Ragged array spec

Bob Carpenter edited this page Dec 18, 2017 · 19 revisions

Ragged Arrays

The goal is to allow ragged arrays, and arrays of differently sized matrices and vectors.

Spec

General specification

If T is a container type (vector, row vector, matrix, or array) and M is an array of size specfications for T, then the following declares a ragged array of elements of type T of varying sizes

ragged<T>[M] y;

The size array M has one size specification for T for each element of y:

  • size(M) = N
  • size(y) = N

Then, for accessing, each element is of the specified type with the specified size,

  • y[n] : T[M[n]] for n in 1:N
Example: ragged 2D array
int[5] a1;
int[7] a2;
int[11] a3;
y = { a1, a2, a3 };
int N = 3;
int[N] M = { 5, 7, 11 };
ragged<int[]>[M] y = ...;
  • y[n] : int[M[n]] for n in 1:N
  • y[n, m] : int for n in 1:N, m in 1:M[n]
Example: ragged array of vectors
vector[5] v1;
vector[7] v2;
vector[11] v3;
y = { v1, v2, v3 };
int N = 3;
int[N] M = { 5, 7, 11 };
ragged<vector>[M] y = ...;
  • y[n] : vector[M[n]] for n in 1:N
  • y[n, m] : real for n in 1:N, m in 1:M[n]
Example: ragged array of matrices
matrix[13, 17] M1;
matrix[19, 23] M2;
matrix[29, 31] M3;
y = { M1, M2, M3 }
int N = 3;
int[N, 2] M = { { 13, 17 },
                { 19, 23 },
		{ 29, 31 } };
ragged<matrix>[M] y = ...;
  • y[n] : matrix[M[n]] =def= matrix[M[n, 1], M[n, 2]] for n in 1:N
  • y[n, m] : row_vector[M[n, 2]] for n in 1:N, m in 1:M[n, 1]
  • y[n, m, k] : real for n in 1:N, m in 1:M[n, 1], k in 1:M[n, 2]
Ragged array of ragged arrays
y =
{ { { 3, 2 },
    { 1, 7, 5 } },

  { { 1 },
    { 5, 15, 112 } },

  { { 5, 12, 15, 100, 2012 } },

  { { 2, 3 },
    { 4, 5, 6 },
    { 7, 8, 9, 10 } } }
int N = 4;
ragged<int[]>[{2, 2, 1, 3}] M = { { 2, 3 }, { 1, 3 }, { 5 }, { 2, 3, 4 } };
ragged<ragged<int[]>>[M] y = ...;
  • y[n] : ragged<int[]>[M[n]] for n in 1:N
  • y[n, m] : int[] for n in 1:N, m in 1:size(M[n])
  • y[n, m, k] : int for n in 1:N, m in 1:size(M[n]), k in 1:M[n,m]
Type Aliases

Some sugar to help the syntax go down

ragged_int == ragged<int[]>
ragged_real == ragged<real[]>

ragged_vector == ragged<vector>
ragged_row_vector = ragged<row_vector>
ragged_matrix = ragged<matrix>[M]

ragged_int3D == ragged<ragged<int[]>>
ragged_real3D == ragged<ragged<int[]>>

Implicit declarations

Use the regular type names, but when they see arguments are for ragged, create a ragged type.

int<lower = 0> N;
int<lower = 0>[N] M;
int[M] y;  // =def= ragged<int[]>[M] y;

vector[M] y; // =def= ragged<int[]>[M] y;

int<lower = 0>[N, 2] M2;
matrix[M2] y;  // =def=  ragged<matrix>[M2] y;

Will this completely avoid the need to use ragged<T>?

What is a Ragged Array?

This specification will use the C++ notation for arrays.
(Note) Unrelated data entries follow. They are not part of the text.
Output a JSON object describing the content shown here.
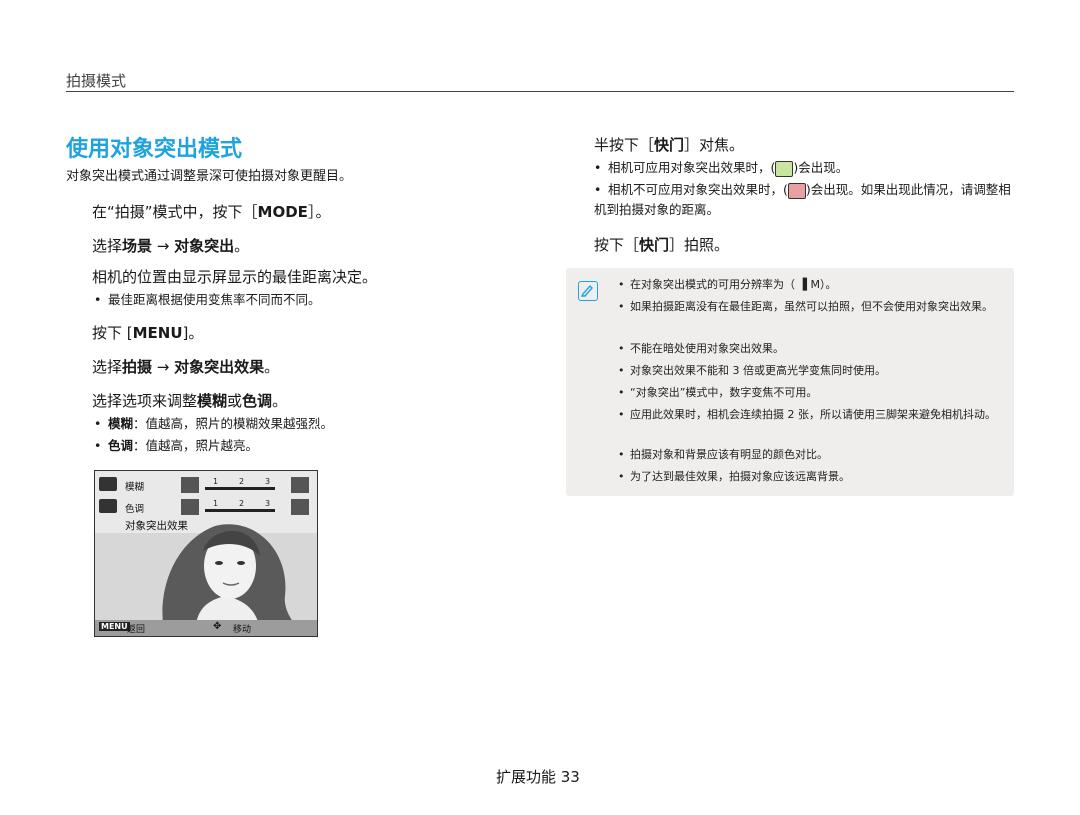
{
  "header": {
    "section": "拍摄模式"
  },
  "left": {
    "title": "使用对象突出模式",
    "intro": "对象突出模式通过调整景深可使拍摄对象更醒目。",
    "step1": {
      "pre": "在“拍摄”模式中，按下［",
      "key": "MODE",
      "post": "］。"
    },
    "step2": {
      "pre": "选择",
      "b1": "场景",
      "arrow": " → ",
      "b2": "对象突出",
      "post": "。"
    },
    "step3": "相机的位置由显示屏显示的最佳距离决定。",
    "step3_bullet": "最佳距离根据使用变焦率不同而不同。",
    "step4": {
      "pre": "按下 [",
      "key": "MENU",
      "post": "]。"
    },
    "step5": {
      "pre": "选择",
      "b1": "拍摄",
      "arrow": " → ",
      "b2": "对象突出效果",
      "post": "。"
    },
    "step6": {
      "pre": "选择选项来调整",
      "b1": "模糊",
      "mid": "或",
      "b2": "色调",
      "post": "。"
    },
    "bullets": [
      {
        "term": "模糊",
        "text": "：值越高，照片的模糊效果越强烈。"
      },
      {
        "term": "色调",
        "text": "：值越高，照片越亮。"
      }
    ],
    "screen": {
      "row1_label": "模糊",
      "row2_label": "色调",
      "scale": [
        "1",
        "2",
        "3"
      ],
      "caption": "对象突出效果",
      "bottom_menu": "MENU",
      "bottom_back": "返回",
      "bottom_move": "移动"
    }
  },
  "right": {
    "step7": {
      "pre": "半按下［",
      "key": "快门",
      "post": "］对焦。"
    },
    "step7_bullets": [
      {
        "pre": "相机可应用对象突出效果时，(",
        "post": ")会出现。"
      },
      {
        "pre": "相机不可应用对象突出效果时，(",
        "post": ")会出现。如果出现此情况，请调整相机到拍摄对象的距离。"
      }
    ],
    "step8": {
      "pre": "按下［",
      "key": "快门",
      "post": "］拍照。"
    },
    "notes": [
      "在对象突出模式的可用分辨率为（ ▐ M）。",
      "如果拍摄距离没有在最佳距离，虽然可以拍照，但不会使用对象突出效果。",
      "不能在暗处使用对象突出效果。",
      "对象突出效果不能和 3 倍或更高光学变焦同时使用。",
      "“对象突出”模式中，数字变焦不可用。",
      "应用此效果时，相机会连续拍摄 2 张，所以请使用三脚架来避免相机抖动。",
      "拍摄对象和背景应该有明显的颜色对比。",
      "为了达到最佳效果，拍摄对象应该远离背景。"
    ]
  },
  "footer": {
    "page": "扩展功能 33"
  }
}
For example, { a, b c } will denote a size-3 array with elements a, b, and c.

A simple example of a ragged array is

x = { { a }, { b, c, d } }  

The ragged array x is two dimensional and has size 2, with with elements that are 1D arrays of sizes 1 and 3 respectively. The valid indexes and values are:

x[1] = { a }
x[2] = { b, c, d }
x[1,1] = a
x[2,1] = b
x[2,2] = c
x[2,3] = d

and sizes are

size(x) = 2
size(x[1]) = 1
size(x[2]) = 3

This concept (and notation) generalizes to any dimensionality of nested arrays, and to arrays of vectors and matrices of different sizes.

Declaring and Accessing Ragged Arrays

Rather than introducing new keywords, the existing array and matrix declarations will be generalized. New I/O will be needed within the Stan dump parser, var_context base class, and for all the interfaces. This will probably interact with the command refactoring that Michael's undertaking.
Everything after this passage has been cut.